健康寿命と平均寿命の違い、伸ばすために必要な基礎知識

 

人が何歳まで生きられるかを統計から予測した「平均寿命」がよく話題になりますが、最近では「健康寿命」の重要性も高まっているようです。今回は、この「健康寿命について詳しく解説し、さらに平均寿命との違いや、健康寿命を延ばすための方法についてお伝えします。

 

目次

健康寿命とは?

健康寿命 どうやって計算しているか?

日本の健康寿命は何年? 2019年は?

世界と比較 日本の特徴は?

健康寿命を伸ばすために 健康寿命の延伸と課題

一人一人でできることから始めよう

 

健康寿命とは?

健康寿命とは

健康寿命とは、比較的最近使われるようになった言葉です。

なるべく長く、健康で自立した生活を送りたい。そのように願うとき、この「健康寿命」はとても大切なキーワードになってきます。

健康寿命の定義

「健康寿命」は国連世界保健機関(WHO)が提唱した新しい寿命の指標で、平均寿命から健康に問題のある期間を差し引いた期間のことです。“健康に問題のある期間”とは、日常生活が制限されてしまうような「寝たきり」「認知症」といった介護が必要になる期間のことです。

 

つまり、「平均寿命」から「寝たきり・認知症などの要介護期間」除いた期間、これが健康寿命ということになります。

 

 

健康寿命 どうやって計算しているか?

健康寿命 どうやって計算しているか

平均寿命と健康寿命は、算出方法も異なります。

平均寿命」は、0歳の時点で何歳まで生きられるか統計から予測した平均余命のことです。

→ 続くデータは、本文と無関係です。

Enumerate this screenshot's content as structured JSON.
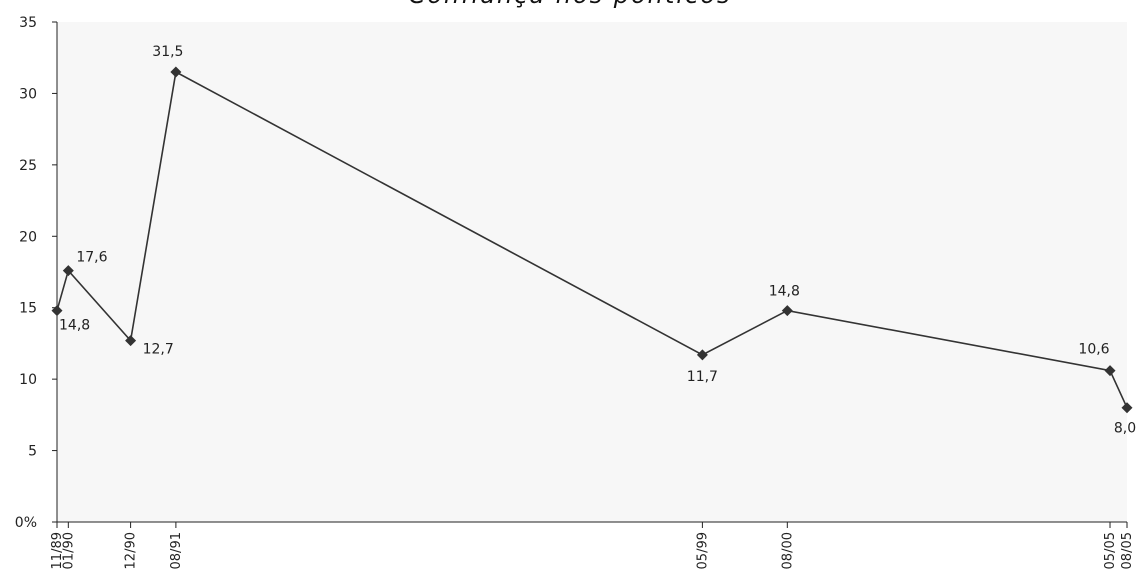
{
  "chart_data": {
    "type": "line",
    "title": "Confiança nos políticos",
    "xlabel": "",
    "ylabel": "",
    "ylim": [
      0,
      35
    ],
    "yticks": [
      0,
      5,
      10,
      15,
      20,
      25,
      30,
      35
    ],
    "ytick_labels": [
      "0%",
      "5",
      "10",
      "15",
      "20",
      "25",
      "30",
      "35"
    ],
    "x": [
      "11/89",
      "01/90",
      "12/90",
      "08/91",
      "05/99",
      "08/00",
      "05/05",
      "08/05"
    ],
    "series": [
      {
        "values": [
          14.8,
          17.6,
          12.7,
          31.5,
          11.7,
          14.8,
          10.6,
          8.0
        ],
        "labels": [
          "14,8",
          "17,6",
          "12,7",
          "31,5",
          "11,7",
          "14,8",
          "10,6",
          "8,0"
        ]
      }
    ],
    "grid": false,
    "colors": {
      "line": "#333333",
      "marker": "#333333",
      "plot_background": "#f7f7f7"
    }
  }
}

「平均寿命」は、1歳まで生き残る人、2歳まで生き残る人、3歳まで生き残る人・・・と、全ての人の「生存数」を用いて計算されます。

 

一方で、「健康寿命」は5歳単位の年齢階級で「健康な人の数」を用いて計算されます。「健康な人」といっても幅広い定義になりますが、健康寿命の算出で使われる「健康な人」とは、厚生労働省国民生活基盤調査による、国民を対象にした無作為抽出調査結果が用いられています。

 

「あなたは現在、健康上の問題で日常生活に何か影響がありますか」という質問に対して、「ない」と回答した人を“健康”とみなして計算されています。

参照:J・STAGE 「HEART’s Selection1 生活習慣から循環器疾患を予防し健康寿命を延伸する 『健康寿命の算定方法と日本の健康寿命の現状』 浜松医科大学 健康社会医学講座 尾島俊之」

 

 

日本の健康寿命は何年? 2019年は?

日本の健康寿命

それでは日本の健康寿命は、何年ぐらいなのでしょうか。健康寿命は、2001年より3年ごとに厚生労働省が公表しています。現時点では2016年のデータが最新で、2019年は推測値になります。

 

健康寿命の最新情報はいつ出る? 2016年からの推移

2016年の健康寿命は、男性が72.14年、女性が74.79(※1)でした。

 

現在公表されている健康寿命はこの2016年までですが、2010年より、平均寿命と健康寿命の差は縮小傾向にあります。2019年の健康寿命は男性が72.68年、女性が75.38年になるという試算(※2)もあります。健康寿命はこの3年間で、男性が0.54年、女性が0.59年延びたことになります。

参照:※1内閣府「平成30年版高齢社会白書
※2 ニッセイ基礎研究所 レポート「2019年健康寿命はさらに延伸~制限がある期間はやや短縮するも、加齢や健康上の問題があっても、制限なく日常生活を送ることができる社会を構築することが重要

 

都道府県別健康寿命

お住いの地域によって、健康寿命に違いはあるものでしょうか?都道府県別の男女別における健康寿命の長さを見てみましょう。

都道府県別健康寿命の表

2016年、健康寿命が長かった都道府県は、山梨県と愛知県。一方で健康寿命が短い都道府県は、徳島県、京都府、奈良県など。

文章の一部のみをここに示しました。